Enfin, la dématérialisation de la notification des décisions de l’OFPRA, au nombre de 70 319 en 2016 et 89 307 en 2017, permettra de réduire de façon notable les coûts attachés à leur expédition par lettre recommandé avec accusé de réception (6 euros par courrier) lesquels représentent actuellement plus de 420 000 euros.

55 4.4. IMPACTS SUR LES SERVICES ADMINISTRATIFS

Plusieurs des dispositions de ce projet de loi concourront à clarifier, simplifier et à moderniser les procédures administratives notamment devant l’OFPRA. Tel est en particulier le cas des dispositions sur la clôture, de celles sur la notification des décisions de l’office et des dispositions prévoyant que la demande d’asile concerne l’ensemble de la famille, comme celles prévoyant que le demandeur doit indiquer, en amont, les langues dans lesquelles il peut être entendu en entretien. Ces mesures faciliteront l’organisation des entretiens par l’office, notamment en ce qui concerne le recours aux interprètes.

4.5.IMPACTS SUR LE FONCTIONNEMENT DES SERVICES LA JUSTICE

Les dispositions élargissant les possibilités de recours à la vidéo-audience devant la CNDA devraient faciliter l’organisation des audiences.

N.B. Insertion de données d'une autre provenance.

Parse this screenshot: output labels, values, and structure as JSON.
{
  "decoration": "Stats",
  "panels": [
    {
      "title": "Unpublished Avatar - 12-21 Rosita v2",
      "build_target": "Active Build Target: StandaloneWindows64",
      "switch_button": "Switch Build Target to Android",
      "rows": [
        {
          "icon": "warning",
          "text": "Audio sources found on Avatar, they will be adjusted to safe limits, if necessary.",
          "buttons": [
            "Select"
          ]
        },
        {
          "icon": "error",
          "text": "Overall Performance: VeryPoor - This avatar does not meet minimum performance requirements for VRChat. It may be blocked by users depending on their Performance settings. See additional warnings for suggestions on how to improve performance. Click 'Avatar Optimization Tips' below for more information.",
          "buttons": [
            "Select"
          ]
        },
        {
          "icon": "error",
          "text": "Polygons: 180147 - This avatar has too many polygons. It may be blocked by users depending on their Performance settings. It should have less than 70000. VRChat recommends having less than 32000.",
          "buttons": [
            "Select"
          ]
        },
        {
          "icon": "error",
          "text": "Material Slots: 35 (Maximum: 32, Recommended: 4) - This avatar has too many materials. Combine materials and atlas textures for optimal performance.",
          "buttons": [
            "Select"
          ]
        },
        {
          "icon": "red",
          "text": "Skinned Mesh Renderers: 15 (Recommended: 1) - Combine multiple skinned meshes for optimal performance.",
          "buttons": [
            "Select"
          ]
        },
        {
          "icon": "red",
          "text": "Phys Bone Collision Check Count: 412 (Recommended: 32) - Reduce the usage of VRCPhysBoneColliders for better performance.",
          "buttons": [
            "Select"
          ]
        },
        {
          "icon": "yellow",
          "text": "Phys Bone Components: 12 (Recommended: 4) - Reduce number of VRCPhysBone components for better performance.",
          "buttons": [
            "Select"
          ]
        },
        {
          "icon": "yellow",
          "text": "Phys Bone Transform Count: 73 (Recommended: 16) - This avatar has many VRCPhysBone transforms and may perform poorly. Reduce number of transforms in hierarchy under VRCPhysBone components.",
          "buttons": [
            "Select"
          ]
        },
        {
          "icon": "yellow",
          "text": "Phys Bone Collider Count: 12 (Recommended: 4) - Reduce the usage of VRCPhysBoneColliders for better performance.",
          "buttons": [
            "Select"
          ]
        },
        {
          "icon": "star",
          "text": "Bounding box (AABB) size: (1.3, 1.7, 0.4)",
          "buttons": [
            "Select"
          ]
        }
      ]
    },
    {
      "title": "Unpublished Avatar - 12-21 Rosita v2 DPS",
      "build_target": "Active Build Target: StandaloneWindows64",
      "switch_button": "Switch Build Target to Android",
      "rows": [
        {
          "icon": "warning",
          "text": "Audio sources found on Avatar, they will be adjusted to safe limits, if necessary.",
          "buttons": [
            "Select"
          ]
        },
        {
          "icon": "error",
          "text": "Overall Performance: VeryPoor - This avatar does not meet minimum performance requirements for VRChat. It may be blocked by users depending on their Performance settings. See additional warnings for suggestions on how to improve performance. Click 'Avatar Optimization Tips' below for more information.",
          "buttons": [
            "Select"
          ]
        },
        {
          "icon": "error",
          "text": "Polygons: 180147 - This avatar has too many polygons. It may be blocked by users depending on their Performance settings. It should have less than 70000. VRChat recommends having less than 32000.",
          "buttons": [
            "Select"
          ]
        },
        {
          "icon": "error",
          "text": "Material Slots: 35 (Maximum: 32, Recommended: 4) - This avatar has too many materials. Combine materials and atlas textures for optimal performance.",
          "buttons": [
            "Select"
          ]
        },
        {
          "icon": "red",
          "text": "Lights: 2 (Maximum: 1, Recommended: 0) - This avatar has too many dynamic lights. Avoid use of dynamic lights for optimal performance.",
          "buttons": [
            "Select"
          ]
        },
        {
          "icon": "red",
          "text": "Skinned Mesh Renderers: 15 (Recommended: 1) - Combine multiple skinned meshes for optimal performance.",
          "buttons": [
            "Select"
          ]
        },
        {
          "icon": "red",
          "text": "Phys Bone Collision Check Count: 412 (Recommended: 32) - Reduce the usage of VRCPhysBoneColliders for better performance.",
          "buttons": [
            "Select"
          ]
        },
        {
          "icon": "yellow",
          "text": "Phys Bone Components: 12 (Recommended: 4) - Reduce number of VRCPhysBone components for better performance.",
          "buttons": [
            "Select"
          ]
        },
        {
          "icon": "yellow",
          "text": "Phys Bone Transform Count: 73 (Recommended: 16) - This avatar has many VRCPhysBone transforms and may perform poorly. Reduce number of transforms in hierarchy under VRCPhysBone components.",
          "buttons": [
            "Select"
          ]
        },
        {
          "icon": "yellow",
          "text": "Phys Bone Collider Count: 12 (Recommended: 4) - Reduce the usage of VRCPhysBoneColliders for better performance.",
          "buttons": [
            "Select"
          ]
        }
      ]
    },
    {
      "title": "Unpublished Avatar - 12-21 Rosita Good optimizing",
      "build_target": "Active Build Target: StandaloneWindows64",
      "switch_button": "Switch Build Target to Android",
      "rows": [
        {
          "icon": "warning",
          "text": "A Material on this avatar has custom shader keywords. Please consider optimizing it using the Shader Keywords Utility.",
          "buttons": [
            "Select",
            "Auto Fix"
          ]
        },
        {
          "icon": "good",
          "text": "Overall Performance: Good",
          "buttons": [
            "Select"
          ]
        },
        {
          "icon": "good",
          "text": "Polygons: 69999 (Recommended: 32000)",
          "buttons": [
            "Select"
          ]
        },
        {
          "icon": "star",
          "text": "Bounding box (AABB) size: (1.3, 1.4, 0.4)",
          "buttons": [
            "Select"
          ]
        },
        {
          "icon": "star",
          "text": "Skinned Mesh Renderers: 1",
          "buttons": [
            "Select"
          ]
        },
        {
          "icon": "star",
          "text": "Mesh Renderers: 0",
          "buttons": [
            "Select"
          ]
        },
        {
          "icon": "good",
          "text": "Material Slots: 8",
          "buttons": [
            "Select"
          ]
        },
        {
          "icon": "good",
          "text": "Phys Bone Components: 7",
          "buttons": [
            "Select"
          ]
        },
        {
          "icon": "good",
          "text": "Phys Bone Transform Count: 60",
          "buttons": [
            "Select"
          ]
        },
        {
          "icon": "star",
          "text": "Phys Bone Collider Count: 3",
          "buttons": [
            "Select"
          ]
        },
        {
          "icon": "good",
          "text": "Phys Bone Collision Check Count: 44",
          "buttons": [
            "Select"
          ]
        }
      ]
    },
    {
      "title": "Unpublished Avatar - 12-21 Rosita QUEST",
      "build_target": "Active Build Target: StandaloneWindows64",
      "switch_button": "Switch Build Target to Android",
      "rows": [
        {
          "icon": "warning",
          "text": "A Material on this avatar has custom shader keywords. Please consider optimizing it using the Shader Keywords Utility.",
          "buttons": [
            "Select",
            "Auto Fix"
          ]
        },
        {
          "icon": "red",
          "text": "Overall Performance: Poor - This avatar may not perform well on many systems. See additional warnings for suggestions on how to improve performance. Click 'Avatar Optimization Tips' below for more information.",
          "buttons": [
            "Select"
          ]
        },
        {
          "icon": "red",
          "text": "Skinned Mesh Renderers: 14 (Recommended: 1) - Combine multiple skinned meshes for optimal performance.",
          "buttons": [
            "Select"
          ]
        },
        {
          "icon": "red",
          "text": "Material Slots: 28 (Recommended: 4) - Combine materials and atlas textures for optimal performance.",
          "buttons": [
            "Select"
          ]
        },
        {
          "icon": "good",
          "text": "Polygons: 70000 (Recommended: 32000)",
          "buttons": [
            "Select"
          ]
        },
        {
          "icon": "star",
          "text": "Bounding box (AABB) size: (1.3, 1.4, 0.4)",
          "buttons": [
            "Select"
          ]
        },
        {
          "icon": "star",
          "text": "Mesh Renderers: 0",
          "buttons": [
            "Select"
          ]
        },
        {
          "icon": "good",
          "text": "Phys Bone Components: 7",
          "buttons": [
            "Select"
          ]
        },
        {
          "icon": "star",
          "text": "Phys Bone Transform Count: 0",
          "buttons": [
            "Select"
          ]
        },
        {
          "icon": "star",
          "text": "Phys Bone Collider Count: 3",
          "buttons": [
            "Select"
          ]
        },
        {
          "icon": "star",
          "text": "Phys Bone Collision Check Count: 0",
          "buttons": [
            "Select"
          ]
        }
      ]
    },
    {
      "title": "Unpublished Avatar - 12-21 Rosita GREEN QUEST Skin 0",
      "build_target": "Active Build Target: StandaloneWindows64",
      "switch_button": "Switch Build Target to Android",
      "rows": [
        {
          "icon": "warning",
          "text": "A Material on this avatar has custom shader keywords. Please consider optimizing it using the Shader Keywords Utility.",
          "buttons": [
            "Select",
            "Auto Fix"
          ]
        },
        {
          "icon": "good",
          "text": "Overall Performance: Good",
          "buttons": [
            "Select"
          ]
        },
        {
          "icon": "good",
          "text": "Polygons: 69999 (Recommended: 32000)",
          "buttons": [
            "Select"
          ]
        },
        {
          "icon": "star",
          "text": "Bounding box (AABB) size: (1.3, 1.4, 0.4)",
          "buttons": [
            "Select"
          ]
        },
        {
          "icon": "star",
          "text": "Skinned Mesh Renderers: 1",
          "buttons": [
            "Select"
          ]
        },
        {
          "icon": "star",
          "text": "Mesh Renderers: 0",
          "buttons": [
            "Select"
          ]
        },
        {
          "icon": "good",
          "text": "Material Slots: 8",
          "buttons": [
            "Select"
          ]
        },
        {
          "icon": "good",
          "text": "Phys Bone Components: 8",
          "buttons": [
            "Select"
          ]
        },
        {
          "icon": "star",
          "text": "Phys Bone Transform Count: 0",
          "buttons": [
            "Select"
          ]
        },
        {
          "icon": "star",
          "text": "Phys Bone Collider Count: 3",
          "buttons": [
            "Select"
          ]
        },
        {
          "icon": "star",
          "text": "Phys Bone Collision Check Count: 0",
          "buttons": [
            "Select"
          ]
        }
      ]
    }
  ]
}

De même, l’aménagement du recours suspensif dans certains cas pourrait conduire à alléger à terme la charge pesant sur la Cour et découlant du traitement de ces contentieux en procédure « courte ».

Simultanément, conférer à la juridiction administrative, dans ces mêmes hypothèses, le soin d’apprécier s’il y a lieu ou non d’accorder le caractère suspensif au recours ne devrait pas entraîner une charge excessive puisque cette mission s’exercera dans le cadre du contentieux de l’éloignement.

Les dispositions prévues relatives au statut des juges doivent améliorer l’efficacité de la juridiction et contribuer à une plus grande cohérence entre les fonctions exercées par les magistrats judiciaires et administratifs officiant à la CNDA.